Data Center Servers Suck — But Nobody Knows How Much

If the computer industry’s dirty little secret is that data centers are woefully inefficient, the secret behind the secret is that nobody knows how bad things really are.
Mozilla's servers average around 6 percent CPU utilization but maybe that's OK.
Mozilla's servers average around 6 percent CPU utilization, but maybe that's OK.Photo: Ariel Zambelich/Wired

If the computer industry's dirty little secret is that data centers are woefully inefficient, the secret behind the secret is that nobody knows how bad things really are.

On its surface, the issue is simple. Inside the massive data centers that drive today's businesses, technical staffers have a tendency to just throw extra servers at a computing problem. They hope that by piling on the processors, they can keep things from grinding to a halt -- and not get fired. But they don't think much about how efficient those servers are.

The industry talks a lot about the power efficiency of data centers as a whole -- i.e. how much of the data center's total power is used for computing -- but it doesn't look as closely at the efficiency of the servers inside these computing facilities -- how much of the time they're actually doing work. And it turns out that getting a fix on this is pretty hard.

The folks who run the most efficient data centers in the world -- the Amazons and Googles and Microsofts -- view this information as a competitive secret, so they won't share it. And in the less-efficient enterprise data centers, staffers may not welcome any type of rigorous measurement of their server efficiency. "Think about it -- who would want their boss to know how poorly utilized that incredibly expensive asset was?" said David Cappuccio, a Gartner analyst speaking in an email interview.

But that keeps the industry from getting a proper fix on things, says Amy Spellmann, a global practice principal with the Uptime Institute. "I think there are good reasons for getting the benchmarks and the analysis out there," she says. "We should be tracking these things and how we are doing as an industry."

When The New York Times ran its recent investigative exposeon data center waste, they had to peg the story on a 4-year-old data center report by McKinsey & Co. -- and a whole lot of anecdotal evidence.

That seems to be the current state of research on data center utilization rates: one report based on data from 20,000 servers that was compiled in 2008. Back then, Amazon's EC2 cloud service was in beta; nowadays, EC2 and its sister Amazon Web Services run as much as one percent of the internet. The industry has changed, but the research has not.

McKinsey spokesman Charles Barthold says that the only systematic study McKinsey has ever done was this 2008 analysis. Back in 2008, it pegged server utilization at 6 percent -- meaning servers in the data center only get used 6 percent of the time.
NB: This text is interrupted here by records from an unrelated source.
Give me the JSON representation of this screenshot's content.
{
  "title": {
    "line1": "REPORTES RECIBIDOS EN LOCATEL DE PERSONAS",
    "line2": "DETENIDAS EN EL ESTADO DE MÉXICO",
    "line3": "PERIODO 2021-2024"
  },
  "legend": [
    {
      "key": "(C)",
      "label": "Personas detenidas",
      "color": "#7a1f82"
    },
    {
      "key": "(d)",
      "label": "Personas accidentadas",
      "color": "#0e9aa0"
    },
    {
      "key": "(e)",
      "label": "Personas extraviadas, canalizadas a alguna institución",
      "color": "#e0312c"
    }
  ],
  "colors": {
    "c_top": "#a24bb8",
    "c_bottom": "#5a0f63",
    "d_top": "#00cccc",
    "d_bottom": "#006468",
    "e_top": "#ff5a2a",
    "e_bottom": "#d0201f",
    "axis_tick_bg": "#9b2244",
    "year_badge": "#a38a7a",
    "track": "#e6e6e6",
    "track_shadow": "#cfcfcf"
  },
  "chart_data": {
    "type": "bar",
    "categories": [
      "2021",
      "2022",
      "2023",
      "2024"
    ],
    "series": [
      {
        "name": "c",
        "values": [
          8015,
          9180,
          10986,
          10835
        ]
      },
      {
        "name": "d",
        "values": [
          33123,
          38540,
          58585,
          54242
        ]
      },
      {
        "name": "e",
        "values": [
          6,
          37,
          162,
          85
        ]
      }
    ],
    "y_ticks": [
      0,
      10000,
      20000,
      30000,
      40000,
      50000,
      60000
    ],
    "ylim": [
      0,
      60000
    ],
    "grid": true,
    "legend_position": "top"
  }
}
The firm guesses that the rate is now between 6 to 12 percent, based on anecdotal information from customers, Barthold says. McKinsey declined to talk in depth about the report.

And that's too bad. It's not ever clear whether this is the best way to measure the efficiency of our data centers.

Over at Mozilla, Datacenter Operations Manager Derek Moore says he probably averages around 6 to 10 percent CPU utilization from his server processors, but he doesn't see that as a problem because he cares about memory and networking. "The majority of our applications are RAM or storage constrained, not CPU. It doesn't really bother us if the CPU is idle, as long as the RAM, storage, or network IO [input-output] is being well-utilized," he says. "CPU isn't the only resource when it comes to determining the effectiveness of a server."

After we contacted him, Moore took a look at the utilization rates of about 1,000 Mozilla servers. Here's what he found: the average CPU utilization rate was 6 percent; memory utilization was 80 percent; network I/O utilization was 42 percent.

Uptime's Spellmann says that companies that are using virtualization software like VMware or who have bought into cloud-based computing have been able to boost their CPU utilization rates to the 20 percent to 30 percent range. The Googles of the world are probably closer to 50 percent.

But how that affects the overall data center picture is unclear. Is this an industry of wasteful power hogs? Are things improving? Pundits may have their gut feelings on this, but the truth is that the picture really is quite, um, cloudy.

"We know the utilization is low, we think it probably hasn't changed in the past four years," says Jonathan Koomey a consulting professor at Stanford University who studies energy efficiency. "But we really don't have the data to show that."